Acute coronary syndrome is often the first symptom of CHD. Intravascular thrombi are formed on the surface of a damaged atherosclerotic plaque, which leads to the development of myocardial infarction (MI) [2]. The median percent stenosis of the infarct-related artery is 48 % [3]. Thus, patients with unstable plaques can be spared angina and other myocardial ischemia symptoms, but are very likely to develop acute MI. In case the atherosclerotic plaque and CHD develop gradually, stable effort angina (SEA) often becomes the first manifestation of the disease.
The mechanism of unstable atherosclerotic plaque formation has not been fully studied. Some studies have shown that T-cadherin has an important role in the development of atherosclerosis and CHD [4, 5, 6, 7]. T-cadherin is a glycosylphosphatidylinositol-anchored protein; it belongs to the cadherin superfamily and is a receptor for low density lipoproteins (LDL) [8] and high molecular weight adiponectin, a hormone secreted by adipose tissue [9]. Many works describe the antiatherosclerotic effects of adiponectin resulting from the increased synthesis of high density lipoproteins in the liver, the reduction of cholesterol concentration in the atherosclerotic plaque [10, 11, 12] and the suppression of macrophage-to-foam-cell transformation [13]. M. M. Joosten et al. showed that low adiponectin was associated with atherosclerosis development: reduced adiponectin levels in blood serum correlated with the presence of multiple atherosclerotic vascular lesions [14, 15]. By contrast, X. J. Cai et al. demonstrated that adiponectin suppresses proliferation, migration and transformation of adventitial fibroblasts [16], which possibly causes cap thinning and increases the risk of MI. T-cadherin also functions as an LDL receptor [8, 17] and thus contributes to the build-up of an unstable atherosclerotic plaque independently of adiponectin.

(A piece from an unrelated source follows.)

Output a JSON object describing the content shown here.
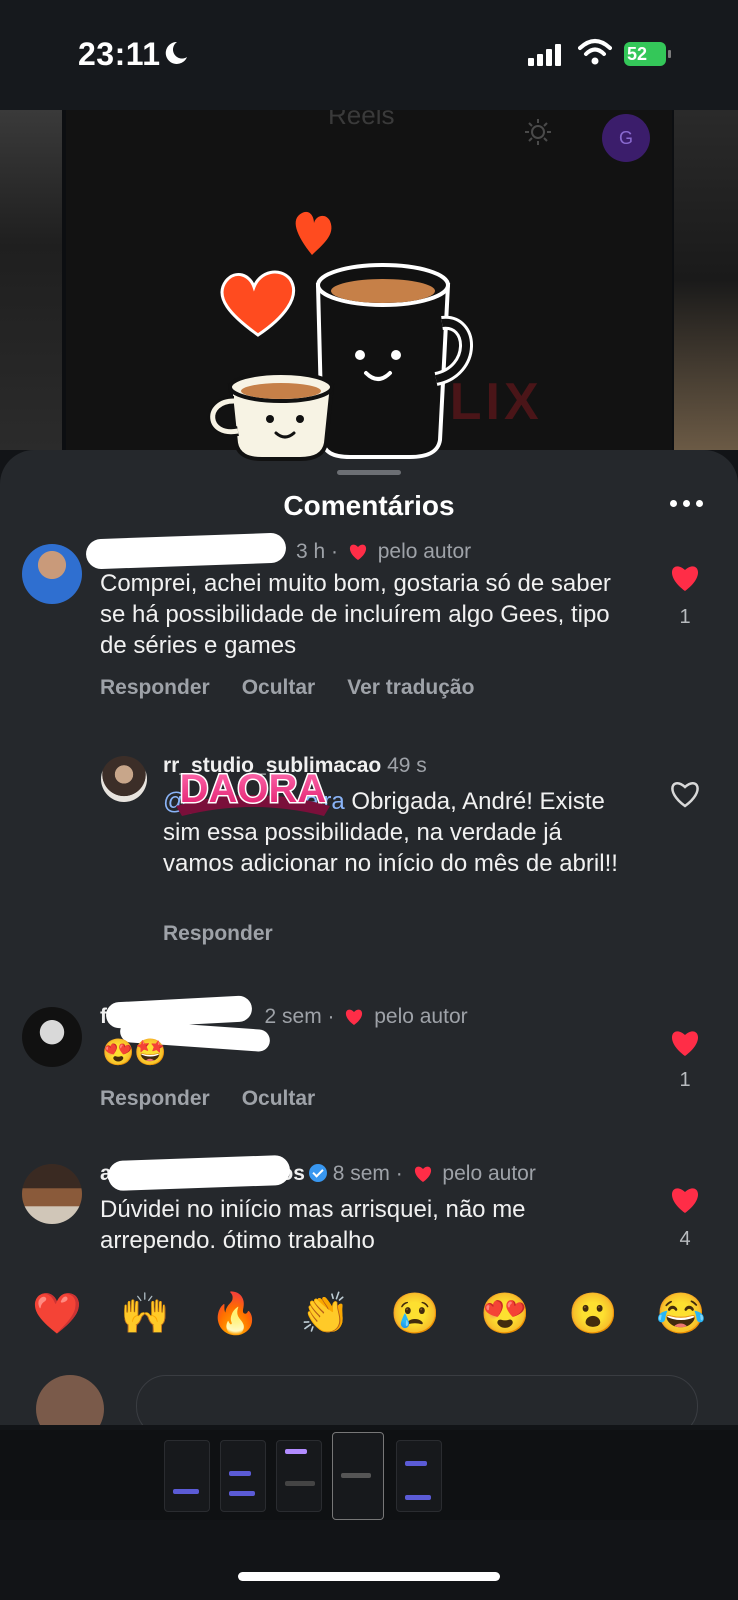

Some studies showed that single nucleotide polymorphisms in T-cadherin gene (CDH13) can affect a diponectin concentrations in blood and thus be a part of the mechanism of cardiovascular disorder development. However, there are almost zero data on the CDH13 polymorphism association with CHD and MI. For this work we have selected four single nucleotide polymorphisms in CDH13 gene and investigated the connection between them and both CHD development and symptoms indicative of the disease onset. It was established that rs12051272 (G→T) and rs4783244 (G→T) polymorphisms [18, 19] are associated with the adiponectin level changes in blood serum. The single nucleotide polymorphism rs12444338 (G→T) is related to the changes in T-cadherin gene promoter activity [20] and to the carotid intima-media thickness [21], which indicates its possible impact on the atherogenesis. No similar data were obtained in relation to rs11646213 (А→Т) polymorphism [19, 22]; however, allele A is associated with the reduced risk of arterial hypertension (AH) and the increased risk of metabolic syndrome development [22, 23]. All polymorphisms studied in this work are associated with blood serum lipid levels [22, 24, 25, 26].
METHODS
The study enrolled 285 men aged 26 to 55. Blood samples and clinical data were obtained from the biobank of the Faculty of Fundamental Medicine of Lomonosov Moscow State University. All patients signed the informed consent as required by the Declaration of Helsinki. The control group consisted of 99 individuals: military air forces pilots without arterial hypertension, dyslipidemia and CHD signs according to cardiac stress test results. The group of patients with CHD included 186 individuals, with the age of onset being below 55. Based on the symptoms accompanying the disease onset, two subgroups were formed. For the first subgroup (n = 79), the inclusion criteria was SEA without MI confirmed by cardiac stress test or coronary angiography. The second subgroup (n = 107) included men in whom CHD first manifested itself as a clinically, laboratorially (elevated levels of myocardial necrosis markers) and instrumentally (electrocardiography, echocardiography, radionuclide diagnostics) confirmed MI without prior effort angina. Coronary angiography data were not used as a criterion for MI diagnosis; however, coronary angiography was performed on the patients with MI for deciding on the further treatment when the connection between MI and coronary atherosclerosis was not certain. Glucose tolerance defects and diabetes mellitus were exclusion criteria for all groups.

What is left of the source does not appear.